After adjustment for assay sensitivity and specificity, the overall seroprevalence was 3.4% (CI: 2.5%-3.8%). The seroprevalence was higher in the western part of the region than in the eastern part (11.9% vs 1.2%, difference: 10.7 percentage points, CI: 9.5-12.2). In the high prevalence area, the emergency departments had the highest seroprevalence (29.7%) while departments without patients or with limited patient contact had the lowest seroprevalence (2.2%). Multivariable logistic regression analysis with age, sex, and profession as the predictors showed that nursing staff, medical doctors, and biomedical laboratory scientists had a higher risk than medical secretaries, who served as reference (OR = 7.3, CI: 3.5-14.9; OR = 4., CI: 1.8-8.9; and OR = 5.0, CI: 2.1-11.6, respectively). Among the total 668 seropositive participants, 433 (64.8%) had previously been tested for SARS-CoV-2 RNA, and 50.0% had a positive RT-PCR result. A total of 98% of individuals who had a previous positive viral RNA test were also found to be seropositive.
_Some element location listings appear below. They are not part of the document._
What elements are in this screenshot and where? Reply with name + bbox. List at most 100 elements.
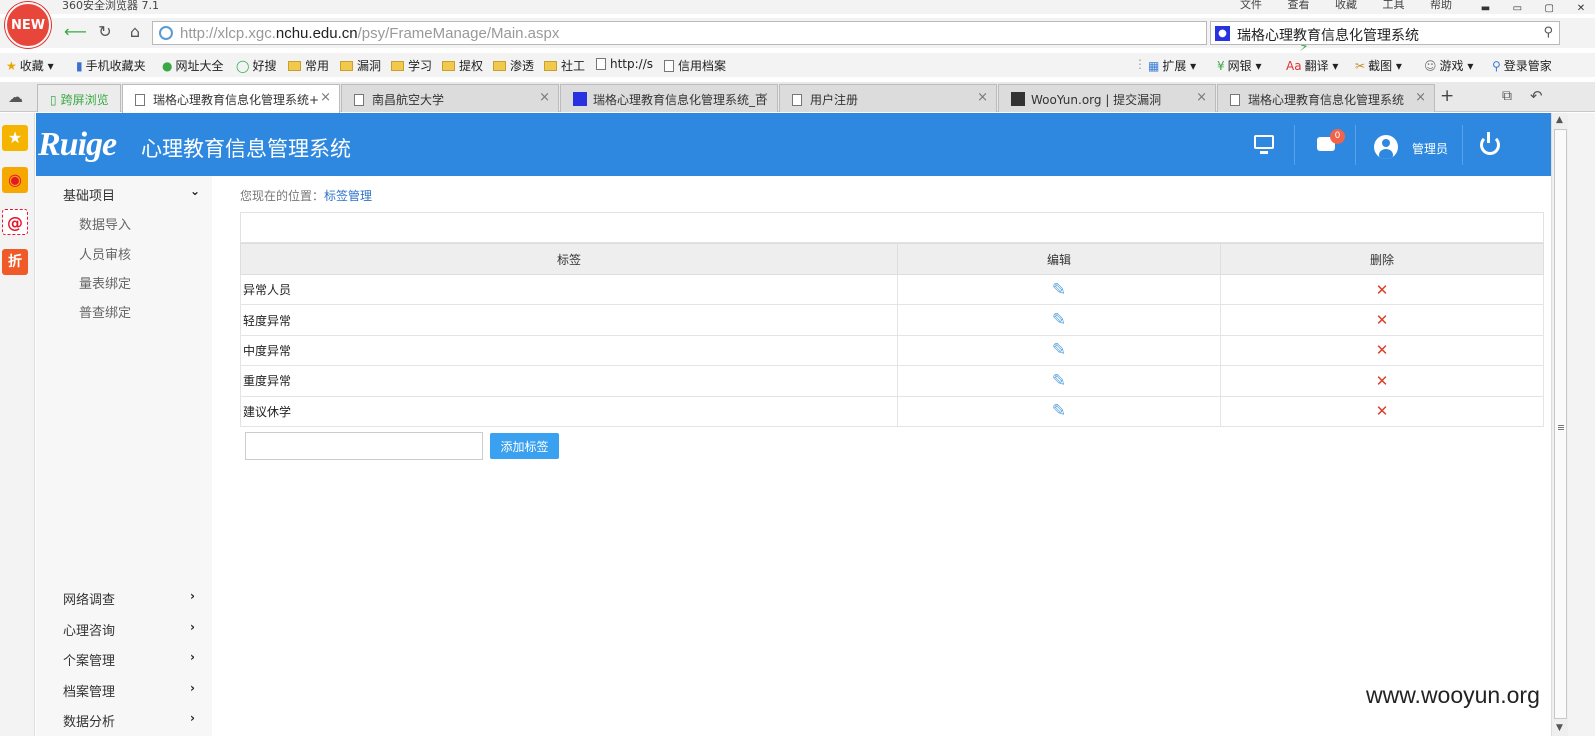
monitor-icon[interactable]: [1254, 135, 1274, 154]
minimize-icon[interactable]: ▭: [1503, 4, 1531, 14]
scroll-down-arrow-icon[interactable]: ▼: [1556, 723, 1563, 733]
favorites-star-icon[interactable]: ★: [2, 125, 28, 151]
toolbar-games[interactable]: ☺ 游戏 ▾: [1424, 57, 1473, 74]
user-avatar-icon[interactable]: [1374, 135, 1398, 159]
mail-icon[interactable]: @: [2, 209, 28, 235]
refresh-icon[interactable]: ↻: [94, 21, 116, 43]
new-tag-input[interactable]: [245, 432, 483, 460]
maximize-icon[interactable]: ▢: [1535, 4, 1563, 14]
menu-file[interactable]: 文件: [1240, 0, 1262, 11]
skin-icon[interactable]: ▬: [1472, 4, 1500, 14]
back-arrow-icon[interactable]: ⟵: [64, 21, 87, 43]
menu-data-import[interactable]: 数据导入: [79, 214, 131, 233]
bookmark-favorites[interactable]: ★ 收藏 ▾: [6, 57, 54, 74]
toolbar-translate[interactable]: Aa 翻译 ▾: [1286, 57, 1338, 74]
pencil-icon[interactable]: ✎: [1052, 340, 1066, 360]
chevron-right-icon[interactable]: ›: [190, 681, 195, 695]
delete-x-icon[interactable]: ✕: [1376, 311, 1389, 329]
menu-basic-items[interactable]: 基础项目: [63, 185, 115, 204]
bookmark-folder-privesc[interactable]: 提权: [442, 57, 483, 74]
menu-survey-binding[interactable]: 普查绑定: [79, 302, 131, 321]
chevron-down-icon[interactable]: ⌄: [190, 184, 200, 198]
home-icon[interactable]: ⌂: [124, 21, 146, 43]
tab-wooyun[interactable]: WooYun.org | 提交漏洞 ×: [998, 84, 1216, 112]
close-tab-icon[interactable]: ×: [1415, 90, 1426, 105]
bookmark-mobile[interactable]: ▮ 手机收藏夹: [76, 57, 146, 74]
address-url[interactable]: http://xlcp.xgc.nchu.edu.cn/psy/FrameMan…: [180, 25, 559, 42]
bookmarks-bar: ★ 收藏 ▾ ▮ 手机收藏夹 ● 网址大全 ◯ 好搜 常用 漏洞 学习 提权 渗透 社工…: [0, 53, 1595, 77]
menu-favorites[interactable]: 收藏: [1335, 0, 1357, 11]
cloud-sync-icon[interactable]: ☁: [8, 88, 23, 106]
menu-scale-binding[interactable]: 量表绑定: [79, 273, 131, 292]
chevron-right-icon[interactable]: ›: [190, 620, 195, 634]
menu-personnel-review[interactable]: 人员审核: [79, 244, 131, 263]
delete-x-icon[interactable]: ✕: [1376, 372, 1389, 390]
magnifier-icon[interactable]: ⚲: [1543, 25, 1553, 40]
chevron-right-icon[interactable]: ›: [190, 589, 195, 603]
tab-cross-screen[interactable]: ▯ 跨屏浏览: [37, 84, 121, 112]
bookmark-http[interactable]: http://s: [596, 57, 653, 71]
menu-counseling[interactable]: 心理咨询: [63, 620, 115, 639]
power-icon[interactable]: [1480, 132, 1500, 155]
menu-view[interactable]: 查看: [1288, 0, 1310, 11]
tab-ruige-baidu[interactable]: 瑞格心理教育信息化管理系统_百 ×: [560, 84, 778, 112]
pencil-icon[interactable]: ✎: [1052, 401, 1066, 421]
restore-tabs-icon[interactable]: ⧉: [1502, 88, 1512, 104]
tab-ruige-2[interactable]: 瑞格心理教育信息化管理系统 ×: [1217, 84, 1435, 112]
chevron-right-icon[interactable]: ›: [190, 650, 195, 664]
user-name[interactable]: 管理员: [1412, 140, 1448, 157]
bookmark-folder-common[interactable]: 常用: [288, 57, 329, 74]
new-tab-button[interactable]: +: [1440, 86, 1454, 106]
close-tab-icon[interactable]: ×: [758, 90, 769, 105]
bookmark-folder-study[interactable]: 学习: [391, 57, 432, 74]
add-tag-button[interactable]: 添加标签: [490, 433, 559, 459]
bookmark-credit[interactable]: 信用档案: [664, 57, 726, 74]
folder-icon: [544, 61, 557, 71]
vertical-scrollbar[interactable]: ▲ ▼: [1551, 113, 1568, 736]
globe-icon: ●: [162, 59, 173, 73]
bookmark-folder-vuln[interactable]: 漏洞: [340, 57, 381, 74]
browser-logo[interactable]: NEW: [5, 2, 51, 48]
address-bar[interactable]: http://xlcp.xgc.nchu.edu.cn/psy/FrameMan…: [152, 21, 1317, 71]
pencil-icon[interactable]: ✎: [1052, 371, 1066, 391]
search-input[interactable]: 瑞格心理教育信息化管理系统: [1237, 25, 1419, 45]
pencil-icon[interactable]: ✎: [1052, 310, 1066, 330]
pencil-icon[interactable]: ✎: [1052, 280, 1066, 300]
bookmark-folder-social[interactable]: 社工: [544, 57, 585, 74]
scroll-thumb[interactable]: [1554, 129, 1567, 719]
close-window-icon[interactable]: ✕: [1567, 4, 1595, 14]
toolbar-extensions[interactable]: ▦ 扩展 ▾: [1148, 57, 1196, 74]
toolbar-login[interactable]: ⚲ 登录管家: [1492, 57, 1552, 74]
bookmark-folder-pentest[interactable]: 渗透: [493, 57, 534, 74]
close-tab-icon[interactable]: ×: [1196, 90, 1207, 105]
bookmark-sites[interactable]: ● 网址大全: [162, 57, 224, 74]
delete-x-icon[interactable]: ✕: [1376, 281, 1389, 299]
menu-archive-management[interactable]: 档案管理: [63, 681, 115, 700]
menu-data-analysis[interactable]: 数据分析: [63, 711, 115, 730]
menu-tools[interactable]: 工具: [1383, 0, 1405, 11]
delete-x-icon[interactable]: ✕: [1376, 341, 1389, 359]
search-box[interactable]: ● 瑞格心理教育信息化管理系统 ⚲: [1210, 21, 1560, 45]
delete-x-icon[interactable]: ✕: [1376, 402, 1389, 420]
scroll-up-arrow-icon[interactable]: ▲: [1556, 115, 1563, 125]
menu-help[interactable]: 帮助: [1430, 0, 1452, 11]
close-tab-icon[interactable]: ×: [539, 90, 550, 105]
bookmark-haosou[interactable]: ◯ 好搜: [236, 57, 276, 74]
close-tab-icon[interactable]: ×: [977, 90, 988, 105]
app-header: Ruige 心理教育信息管理系统 0 管理员: [36, 113, 1551, 176]
tab-register[interactable]: 用户注册 ×: [779, 84, 997, 112]
weibo-icon[interactable]: ◉: [2, 167, 28, 193]
discount-icon[interactable]: 折: [2, 249, 28, 275]
undo-close-icon[interactable]: ↶: [1530, 87, 1543, 105]
toolbar-banking[interactable]: ¥ 网银 ▾: [1217, 57, 1262, 74]
chevron-right-icon[interactable]: ›: [190, 711, 195, 725]
menu-case-management[interactable]: 个案管理: [63, 650, 115, 669]
browser-name: 360安全浏览器 7.1: [62, 0, 159, 12]
toolbar-screenshot[interactable]: ✂ 截图 ▾: [1355, 57, 1402, 74]
tab-nchu[interactable]: 南昌航空大学 ×: [341, 84, 559, 112]
menu-network-survey[interactable]: 网络调查: [63, 589, 115, 608]
tab-ruige-active[interactable]: 瑞格心理教育信息化管理系统+ ×: [122, 84, 340, 113]
breadcrumb-current[interactable]: 标签管理: [324, 189, 372, 203]
close-tab-icon[interactable]: ×: [320, 90, 331, 105]
window-controls: ▬ ▭ ▢ ✕: [1472, 0, 1595, 14]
We found large differences in the prevalence of SARS-CoV-2 antibodies in staff working in the healthcare sector within a small geographical area of Denmark and signs of in-hospital transmission. Half of all seropositive staff had been tested positive by PCR prior to this survey. This study raises awareness of precautions which should be taken to avoid in-hospital transmission. Additionally, regular testing of healthcare workers for SARS-CoV-2 should be considered to identify areas with increased transmission.
The study is approved by the Danish Data Protection Agency (1-16-02-207-20).